Conservapedia is a new invention of some conservatives as a balance to Wikipedia. A little background for those unfamiliar with the latest web technologies. Wikipedia is an online interactive encyclopedia. People all over the world can sign up for an account and submit entries. So if you look something up on Wikipedia it was very likely written by some expert in the field or someone very knowledgable of the field. It is therefore an excellent starting point for any number of research projects. According to many conservatives it, like reality, has a strong liberal bias, hence the creation of Conservapedia. Conservapedia has gotten a lot of derisive commentary, particularly on science and math blogs, as it's entries tend to lack something of the rigorous standards such folks expect. Indeed, nearly all the entries I've seen are simply awful. I was leaving it to others to comment on this monstrosity but I just has to go look for myself and check out something that is hardly a major controversy and about which I know something, the Hubble Space Telescope. Here is the entire entry:

The Hubble Telescope was an American space probe that explored distant space beginning in 1990.

It included one of the biggest engineering mistakes ever when its telescopic lens was mistakenly placed backwards on top of other lens, thereby reducing the clarity of the images.
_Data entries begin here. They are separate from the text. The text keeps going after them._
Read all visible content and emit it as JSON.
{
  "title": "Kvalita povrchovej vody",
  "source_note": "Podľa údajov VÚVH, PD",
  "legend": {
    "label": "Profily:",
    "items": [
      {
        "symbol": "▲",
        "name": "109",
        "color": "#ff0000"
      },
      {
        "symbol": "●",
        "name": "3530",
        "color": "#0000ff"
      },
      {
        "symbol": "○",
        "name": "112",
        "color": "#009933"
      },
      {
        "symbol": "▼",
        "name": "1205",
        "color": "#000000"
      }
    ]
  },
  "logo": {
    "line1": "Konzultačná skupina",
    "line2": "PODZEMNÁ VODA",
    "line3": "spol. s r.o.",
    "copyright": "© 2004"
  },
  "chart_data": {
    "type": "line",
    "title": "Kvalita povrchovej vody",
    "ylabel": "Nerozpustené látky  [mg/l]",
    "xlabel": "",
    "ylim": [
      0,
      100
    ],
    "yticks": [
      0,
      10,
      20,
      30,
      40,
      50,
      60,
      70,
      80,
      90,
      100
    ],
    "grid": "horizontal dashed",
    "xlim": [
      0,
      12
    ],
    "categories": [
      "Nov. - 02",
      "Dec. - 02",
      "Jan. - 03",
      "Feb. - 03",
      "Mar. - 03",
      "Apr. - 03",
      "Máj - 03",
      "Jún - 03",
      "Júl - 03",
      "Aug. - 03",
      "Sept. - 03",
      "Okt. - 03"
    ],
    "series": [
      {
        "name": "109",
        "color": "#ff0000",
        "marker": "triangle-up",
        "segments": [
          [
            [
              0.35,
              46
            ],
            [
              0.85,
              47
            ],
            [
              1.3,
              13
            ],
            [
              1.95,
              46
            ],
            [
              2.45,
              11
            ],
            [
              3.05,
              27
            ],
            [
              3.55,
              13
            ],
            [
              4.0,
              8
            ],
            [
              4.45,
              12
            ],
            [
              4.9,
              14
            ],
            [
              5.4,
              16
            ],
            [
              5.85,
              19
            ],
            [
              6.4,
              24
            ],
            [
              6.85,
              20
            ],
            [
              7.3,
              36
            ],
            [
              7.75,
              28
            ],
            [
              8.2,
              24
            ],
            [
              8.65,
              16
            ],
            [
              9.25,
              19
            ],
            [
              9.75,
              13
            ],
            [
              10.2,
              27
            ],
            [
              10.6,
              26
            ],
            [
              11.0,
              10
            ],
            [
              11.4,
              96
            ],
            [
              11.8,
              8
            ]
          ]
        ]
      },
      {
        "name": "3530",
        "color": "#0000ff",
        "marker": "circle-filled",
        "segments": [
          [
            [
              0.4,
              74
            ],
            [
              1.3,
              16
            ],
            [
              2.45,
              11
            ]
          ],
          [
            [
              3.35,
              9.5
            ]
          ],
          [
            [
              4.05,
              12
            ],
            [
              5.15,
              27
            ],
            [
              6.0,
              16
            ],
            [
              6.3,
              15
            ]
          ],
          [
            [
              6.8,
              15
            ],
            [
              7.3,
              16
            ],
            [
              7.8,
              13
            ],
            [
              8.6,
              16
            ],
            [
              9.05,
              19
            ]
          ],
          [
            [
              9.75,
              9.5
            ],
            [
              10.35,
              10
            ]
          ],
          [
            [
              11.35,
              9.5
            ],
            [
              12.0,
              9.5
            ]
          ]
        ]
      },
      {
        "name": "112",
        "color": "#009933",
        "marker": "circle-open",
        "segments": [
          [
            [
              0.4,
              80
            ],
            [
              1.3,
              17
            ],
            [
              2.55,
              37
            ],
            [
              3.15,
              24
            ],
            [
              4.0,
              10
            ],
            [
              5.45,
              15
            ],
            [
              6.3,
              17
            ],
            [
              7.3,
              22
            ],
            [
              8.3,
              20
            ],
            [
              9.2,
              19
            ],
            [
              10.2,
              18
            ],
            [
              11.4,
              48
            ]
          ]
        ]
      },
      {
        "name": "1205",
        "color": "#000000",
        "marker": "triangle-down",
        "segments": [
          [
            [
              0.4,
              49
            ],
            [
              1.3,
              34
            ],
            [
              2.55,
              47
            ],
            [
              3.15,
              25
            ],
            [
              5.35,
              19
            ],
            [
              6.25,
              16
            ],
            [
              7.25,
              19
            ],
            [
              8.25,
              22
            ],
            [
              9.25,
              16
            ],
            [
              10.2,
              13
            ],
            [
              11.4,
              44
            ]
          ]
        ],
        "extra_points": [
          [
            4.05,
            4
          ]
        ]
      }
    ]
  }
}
In a space mission, astronauts were able to add a corrective lens to it which restored it to its intended performance.

The telescope is named after astronomer Edwin Hubble whose observations of galaxies led him to the discovery that the universe is expanding.
That's it. Now in the first place the Hubble is still operating and NASA plans another servicing mission next year. The use of the past tense is a bit premature. The mirror was not put in backward, that error would have been quite uncorrectable. Rather the mirror was installed just fine, but was manufactured to be a few microns (that is thousandths of a millimeter) off of design at the edges of the 2.4 meter disk. That error, small though it may sound, was far more than the manufacturing process should have allowed and was sufficient to greatly reduce the quality of the images. I'm not sure what the author is talking about and whether the actual explaination makes NASA look better or worse, but his entry is just wrong. Also, to categorize this as "one of the biggest engineering mistakes ever" is a bit absurd. It is a matter of opinion, so I can't prove it wrong, but really I think I can come up with about a hundred engineering mistakes that were much worse than this. The final paragraph is fine.